Q1. (not set)が増えるとSEOに影響しますか?
A. 直接的なSEO評価への影響はありません。ただし、分析精度が落ちることで間違った改善施策を打ってしまう間接的なリスクはあります。

Q2. ゼロにすることは可能ですか?
A. 技術的に不可能です。セッション切れやプライバシー保護設定など、不可避なケースがあるため、数%程度は許容する必要があります。

Q3. (not set) のデータは復元できますか?
A. 残念ながら、一度記録されたデータを後から修正することはできません。

トラブルシューティング

Q4. 特定のページだけ(not set)になります。
A. そのページにGTMコンテナが設置されていない、あるいはタグの発火トリガー条件から漏れている可能性があります。

Q5. 急に(not set)が増えました。
A. サイトのリニューアル、GTMの公開バージョンの変更、あるいは新しい広告キャンペーンの開始(パラメータ設定ミス)が原因であることが多いです。

Q6. iPhone(iOS)からのアクセスだけ多い気がします。
A. iOSのITP(Intelligent Tracking Prevention)などのプライバシー機能により、クッキーやリファラー情報が制限されている可能性があります。

設定・ツールについて

Q7. Search Consoleのクエリが(not set)になります。
A. GA4とSearch Consoleの連携設定(データストリームの設定)を確認してください。

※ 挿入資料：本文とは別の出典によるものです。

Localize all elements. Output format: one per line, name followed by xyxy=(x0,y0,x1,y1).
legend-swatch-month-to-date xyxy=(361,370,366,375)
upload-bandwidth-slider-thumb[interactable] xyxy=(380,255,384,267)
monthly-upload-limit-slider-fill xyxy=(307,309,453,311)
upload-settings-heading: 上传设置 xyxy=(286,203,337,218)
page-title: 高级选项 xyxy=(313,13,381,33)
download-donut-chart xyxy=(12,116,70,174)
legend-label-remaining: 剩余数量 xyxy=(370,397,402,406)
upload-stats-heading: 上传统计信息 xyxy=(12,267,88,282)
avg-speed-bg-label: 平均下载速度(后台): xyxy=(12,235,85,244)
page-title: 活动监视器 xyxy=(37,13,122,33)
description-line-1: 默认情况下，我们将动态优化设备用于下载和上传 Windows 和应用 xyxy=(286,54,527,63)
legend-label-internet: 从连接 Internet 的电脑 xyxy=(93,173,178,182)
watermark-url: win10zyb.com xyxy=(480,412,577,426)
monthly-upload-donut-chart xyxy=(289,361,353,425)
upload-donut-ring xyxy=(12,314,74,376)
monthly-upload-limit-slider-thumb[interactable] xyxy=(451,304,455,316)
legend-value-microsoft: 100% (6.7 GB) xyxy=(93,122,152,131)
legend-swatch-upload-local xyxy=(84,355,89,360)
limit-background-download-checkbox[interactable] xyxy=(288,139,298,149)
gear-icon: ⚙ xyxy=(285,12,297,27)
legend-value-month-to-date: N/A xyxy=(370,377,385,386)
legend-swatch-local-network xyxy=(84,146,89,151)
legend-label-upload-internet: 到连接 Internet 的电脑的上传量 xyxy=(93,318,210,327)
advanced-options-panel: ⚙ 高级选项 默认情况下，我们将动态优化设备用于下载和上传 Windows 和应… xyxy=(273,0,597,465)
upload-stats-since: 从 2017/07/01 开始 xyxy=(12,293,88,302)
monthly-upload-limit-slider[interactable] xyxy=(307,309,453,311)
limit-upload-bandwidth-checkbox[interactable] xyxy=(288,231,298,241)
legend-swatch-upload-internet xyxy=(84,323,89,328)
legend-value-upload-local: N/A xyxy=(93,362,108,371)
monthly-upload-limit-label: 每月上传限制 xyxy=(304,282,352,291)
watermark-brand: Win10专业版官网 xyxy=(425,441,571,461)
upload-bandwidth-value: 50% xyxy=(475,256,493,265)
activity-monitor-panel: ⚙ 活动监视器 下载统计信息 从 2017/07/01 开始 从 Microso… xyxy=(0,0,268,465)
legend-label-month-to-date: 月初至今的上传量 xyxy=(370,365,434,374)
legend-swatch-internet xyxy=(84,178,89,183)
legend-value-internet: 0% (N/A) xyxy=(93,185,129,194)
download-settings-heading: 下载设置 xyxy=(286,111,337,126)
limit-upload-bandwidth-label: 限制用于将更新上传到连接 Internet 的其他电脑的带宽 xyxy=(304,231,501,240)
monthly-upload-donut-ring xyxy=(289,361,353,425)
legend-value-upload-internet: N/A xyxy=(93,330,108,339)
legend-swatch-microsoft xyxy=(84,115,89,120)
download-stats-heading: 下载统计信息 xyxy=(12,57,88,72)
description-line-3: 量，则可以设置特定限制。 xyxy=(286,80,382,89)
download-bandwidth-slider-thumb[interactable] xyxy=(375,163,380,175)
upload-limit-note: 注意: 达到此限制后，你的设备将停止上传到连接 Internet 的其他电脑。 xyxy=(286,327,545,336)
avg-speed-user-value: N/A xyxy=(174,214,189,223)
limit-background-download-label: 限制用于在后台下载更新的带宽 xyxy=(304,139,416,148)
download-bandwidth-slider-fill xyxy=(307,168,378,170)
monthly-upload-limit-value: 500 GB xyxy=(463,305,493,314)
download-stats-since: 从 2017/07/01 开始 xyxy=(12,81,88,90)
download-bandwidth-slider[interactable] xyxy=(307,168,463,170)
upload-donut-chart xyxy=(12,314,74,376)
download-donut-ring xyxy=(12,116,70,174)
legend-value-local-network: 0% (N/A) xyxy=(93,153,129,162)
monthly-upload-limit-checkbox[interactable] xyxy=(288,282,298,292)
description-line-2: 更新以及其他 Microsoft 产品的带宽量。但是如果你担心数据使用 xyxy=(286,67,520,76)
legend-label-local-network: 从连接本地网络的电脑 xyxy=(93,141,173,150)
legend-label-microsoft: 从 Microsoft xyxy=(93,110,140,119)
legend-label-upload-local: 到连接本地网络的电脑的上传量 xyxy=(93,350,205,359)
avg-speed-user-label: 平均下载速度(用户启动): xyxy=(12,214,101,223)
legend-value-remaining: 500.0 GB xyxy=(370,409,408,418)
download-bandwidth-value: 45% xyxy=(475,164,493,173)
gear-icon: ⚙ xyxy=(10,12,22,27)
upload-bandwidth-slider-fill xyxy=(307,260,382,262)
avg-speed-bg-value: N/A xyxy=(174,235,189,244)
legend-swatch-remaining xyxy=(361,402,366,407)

また、ここでの(not set)は「(not provided)」と混同されているケースも多いです。

Q8. データ保持期間を延ばせば直りますか?
A. データの保持期間(2ヶ月/14ヶ月)と(not set)の発生は無関係です。

まとめ:正確なデータ計測は企業の資産になる

「データは新しい石油である」と言われますが、汚れた石油(不正確なデータ)ではエンジンは動きません。
(not set) を減らす取り組みは、地味で根気のいる作業ですが、その先には「ユーザーの本当の姿」が見えてきます。

正しいデータに基づいた意思決定こそが、ビジネスを成功に導く唯一の道です。
今日から一つずつ、設定を見直していきましょう。